Thursday, April 30, 2009

End of the Republican Party?

Speaking of the undead, there is a lot of speculation about the GOP turning into a regional party and facing permanent marginalization, if not outright extinction.  I heard no less than fomer Republican senator Lincoln Chafee speculate that the GOP might eventually be replaced by a new center-right party, especially if it continues to drift to the far right.

I think all of this speculation is very premature.  

As I recall, not that long ago, there was a lot of talk about the end of the Democratic party, that it would split into separate left, center left, and labor parties.  I remember not too long ago talk of the USA becoming a one party state permanently dominated by the GOP.  Now, I hear it about the Dems.  Both parties have done time in the wilderness before.  The Republicans' last time in the wilderness was shorter than most people realize.  Yes, there was the disastrous 1964 defeat, but anyone remember who won the Presidential election in the tumultuous year of 1968?  The Democratic disaster in 1980 was much more serious, and their time in the wilderness much longer.  I can remember thinking for years that if my father could stick to his GOP loyalties in the long reign of the New Deal, then I could stick this out (and I did).  And now, look where we are.  The wingnuts may hold the floor now on the right, but they won't last.  The party leaders (and most of their members, if not their "base") want to win and return to power.  They won't do it with a party made up only of resentful Southern white people and religious fanatics.  The Republicans are going through the same internal  argument the Democrats went through after 1980 (an argument that still remains unresolved, but "managed"), the argument between party identity and the expediency necessary to win.  

I'm not ready to write the Republican obituary, nor would I welcome a one party state dominated by the Democrats any more than I would welcome one party GOP rule.  A viable opposition is necessary for a healthy democracy.   The Republicans will pull things together eventually, though it may take them a long time.  That's fine with me.  I just hope they do so AFTER we get universal health care. 

5 comments:

Grandmère Mimi said...

"I think all of this speculation is very premature."

Indeed!

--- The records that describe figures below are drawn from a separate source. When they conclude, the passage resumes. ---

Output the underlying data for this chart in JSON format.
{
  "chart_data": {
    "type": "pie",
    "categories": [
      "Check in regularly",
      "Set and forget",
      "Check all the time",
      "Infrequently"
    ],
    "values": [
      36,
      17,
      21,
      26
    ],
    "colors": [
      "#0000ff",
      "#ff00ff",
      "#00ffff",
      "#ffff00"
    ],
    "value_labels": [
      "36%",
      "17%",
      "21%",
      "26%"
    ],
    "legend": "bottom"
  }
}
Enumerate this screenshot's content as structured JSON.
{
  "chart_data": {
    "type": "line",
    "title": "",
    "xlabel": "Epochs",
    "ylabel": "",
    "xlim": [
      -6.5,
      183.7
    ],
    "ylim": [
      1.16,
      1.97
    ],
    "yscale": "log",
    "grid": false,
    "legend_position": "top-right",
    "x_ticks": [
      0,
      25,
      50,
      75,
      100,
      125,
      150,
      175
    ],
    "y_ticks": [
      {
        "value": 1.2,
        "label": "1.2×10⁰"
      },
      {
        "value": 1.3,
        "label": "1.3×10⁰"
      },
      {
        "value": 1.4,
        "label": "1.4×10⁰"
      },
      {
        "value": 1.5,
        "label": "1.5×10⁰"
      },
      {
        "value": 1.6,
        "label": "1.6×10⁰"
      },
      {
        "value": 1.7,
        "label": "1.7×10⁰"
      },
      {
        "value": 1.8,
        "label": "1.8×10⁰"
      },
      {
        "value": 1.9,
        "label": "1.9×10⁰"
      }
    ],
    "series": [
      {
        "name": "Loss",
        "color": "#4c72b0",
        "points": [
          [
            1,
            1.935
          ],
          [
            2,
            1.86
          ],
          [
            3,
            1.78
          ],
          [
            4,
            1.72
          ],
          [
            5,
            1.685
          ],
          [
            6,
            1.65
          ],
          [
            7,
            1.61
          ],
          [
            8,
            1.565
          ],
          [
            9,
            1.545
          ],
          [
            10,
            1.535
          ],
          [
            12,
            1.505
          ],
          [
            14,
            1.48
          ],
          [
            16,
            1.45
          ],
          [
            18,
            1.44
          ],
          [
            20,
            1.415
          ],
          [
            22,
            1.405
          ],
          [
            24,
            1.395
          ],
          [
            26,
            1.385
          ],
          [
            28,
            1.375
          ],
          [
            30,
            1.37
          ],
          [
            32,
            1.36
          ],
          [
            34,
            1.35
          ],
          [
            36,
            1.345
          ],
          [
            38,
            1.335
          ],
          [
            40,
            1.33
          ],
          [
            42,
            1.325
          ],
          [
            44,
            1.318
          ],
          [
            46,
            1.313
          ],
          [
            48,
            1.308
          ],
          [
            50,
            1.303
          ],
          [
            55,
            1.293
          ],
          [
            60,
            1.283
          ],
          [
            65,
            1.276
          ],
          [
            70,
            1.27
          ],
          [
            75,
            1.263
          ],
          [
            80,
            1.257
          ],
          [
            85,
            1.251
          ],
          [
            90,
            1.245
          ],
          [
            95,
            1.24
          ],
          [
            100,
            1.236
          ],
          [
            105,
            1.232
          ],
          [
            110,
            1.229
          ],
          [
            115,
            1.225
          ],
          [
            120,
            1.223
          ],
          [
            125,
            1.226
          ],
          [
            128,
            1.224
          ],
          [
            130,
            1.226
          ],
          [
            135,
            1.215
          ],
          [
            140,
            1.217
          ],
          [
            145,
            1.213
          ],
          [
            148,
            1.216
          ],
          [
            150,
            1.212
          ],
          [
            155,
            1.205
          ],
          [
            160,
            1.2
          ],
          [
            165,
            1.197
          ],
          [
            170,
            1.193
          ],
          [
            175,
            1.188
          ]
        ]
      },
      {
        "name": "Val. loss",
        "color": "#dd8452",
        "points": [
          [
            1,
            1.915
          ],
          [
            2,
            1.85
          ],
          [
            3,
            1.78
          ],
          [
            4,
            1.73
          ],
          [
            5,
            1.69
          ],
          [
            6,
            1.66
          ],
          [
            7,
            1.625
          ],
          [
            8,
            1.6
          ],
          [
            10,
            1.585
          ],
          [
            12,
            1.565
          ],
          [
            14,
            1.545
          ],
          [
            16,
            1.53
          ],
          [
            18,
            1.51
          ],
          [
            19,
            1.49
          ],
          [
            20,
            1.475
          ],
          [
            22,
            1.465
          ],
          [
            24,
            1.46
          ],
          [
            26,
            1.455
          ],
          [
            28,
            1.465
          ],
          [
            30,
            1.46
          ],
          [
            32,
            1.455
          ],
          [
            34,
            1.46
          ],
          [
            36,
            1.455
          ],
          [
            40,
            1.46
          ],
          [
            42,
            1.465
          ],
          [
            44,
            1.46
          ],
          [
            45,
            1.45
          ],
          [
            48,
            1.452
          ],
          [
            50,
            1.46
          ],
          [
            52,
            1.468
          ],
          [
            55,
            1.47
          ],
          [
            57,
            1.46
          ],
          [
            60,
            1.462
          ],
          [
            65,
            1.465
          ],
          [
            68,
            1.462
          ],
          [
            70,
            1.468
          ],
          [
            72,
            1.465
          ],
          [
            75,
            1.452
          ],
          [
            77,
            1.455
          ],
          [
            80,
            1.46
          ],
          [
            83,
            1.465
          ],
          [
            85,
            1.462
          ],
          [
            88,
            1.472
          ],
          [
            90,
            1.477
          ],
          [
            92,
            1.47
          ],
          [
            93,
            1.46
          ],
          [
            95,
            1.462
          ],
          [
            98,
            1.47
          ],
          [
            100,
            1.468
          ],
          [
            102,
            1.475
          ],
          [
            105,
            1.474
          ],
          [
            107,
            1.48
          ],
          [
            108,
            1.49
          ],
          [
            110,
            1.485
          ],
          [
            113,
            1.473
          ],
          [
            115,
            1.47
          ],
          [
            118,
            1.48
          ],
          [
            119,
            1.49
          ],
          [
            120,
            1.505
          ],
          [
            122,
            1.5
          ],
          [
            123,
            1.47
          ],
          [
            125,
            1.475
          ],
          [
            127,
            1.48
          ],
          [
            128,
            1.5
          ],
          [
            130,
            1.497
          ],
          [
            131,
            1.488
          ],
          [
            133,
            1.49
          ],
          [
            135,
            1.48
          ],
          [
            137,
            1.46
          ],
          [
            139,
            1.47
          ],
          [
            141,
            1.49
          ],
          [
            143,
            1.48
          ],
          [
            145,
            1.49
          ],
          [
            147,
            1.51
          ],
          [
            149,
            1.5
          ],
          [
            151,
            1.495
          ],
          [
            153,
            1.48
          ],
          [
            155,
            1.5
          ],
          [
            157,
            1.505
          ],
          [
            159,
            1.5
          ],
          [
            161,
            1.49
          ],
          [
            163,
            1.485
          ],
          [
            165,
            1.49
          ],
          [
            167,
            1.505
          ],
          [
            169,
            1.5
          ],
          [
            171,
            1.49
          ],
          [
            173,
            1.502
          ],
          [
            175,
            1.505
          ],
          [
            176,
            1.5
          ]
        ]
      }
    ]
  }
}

Most Americans have no sense of history - not even history from 10 years ago. Sometimes I feel driven to despair. The very last thing we need now are complacent Democrats who think the Republican Party is dead. And, as much as I hope it's not the GOP of today, we do need an opposition party.

Leonardo Ricardo said...

I realize playing ¨politics¨ is necessary for sometimes building consensus. However, being stupid by pandering and sell-out the brand name to self-righteous/serving, selective-Scriptural bigots is plain deadended. There is NO popular reward in demonizing fellow citizens (our families, our friends and our coworkers) in the end they have NO future...these Family ¨devaluing¨ folks are so busy lowering the projected % of LGBT people in our population, for their own rationalizing/silly comfort reasons, they forget that we come with OUR OWN EXTENDED TRIBE and HUGE families.

Most of our parents, our siblings, our aunts/uncles and our friends are heterosexuals!

Let the excluding religious zealots start their own sexually obsessed political party...a platform formed with rabid skewing of facts to promote injustice, fear and hate-mongering...Karl Rove, Ann Coulter and Scott Lively can lead them to their promised land.

The GOP ought rememeber and honor Lincoln and ¨Emancipation Proclamation¨ then regroup and stop with the bigshot destructiveness.

Counterlight said...

Leonardo,
I think that's the decision that the Republican party now faces. That religious right base, that is so disciplined and motivated and does all the party's footwork, is now hurting them. They alienate everyone around them. They can't work in coalition with others very well. The party is reluctant to face the fact that they can't use them anymore to build majorities.

Cany said...

I completely agree with the premature take.

What is interesting to me is what the party has become which is more of a theological party with populist overtones (thus Palin). Were they to cycle back to a moderate pov, that would stop. But, clearly, that is not going to happen any time soon and frankly, even Newt looks odd in GOP headwear which is really saying something.

I don't like our two party system, really. I prefer a system of many parties where they can openly debate (including television). I really don't think the two-party system does us justice anymore.

Dead, in political terms, means not going anywhere for a while and in this context, I would call them dead.

But dead ain't gone!

John Bassett said...

Here in California the Republicans have been practicing ideological purity for longer than the national party has, and they do not seem bothered a bit by holding fewer and fewer offices each year. They relish the idea that they are "right" and act as if their failures are proof of their virtue. I think the national party could easily go the same way.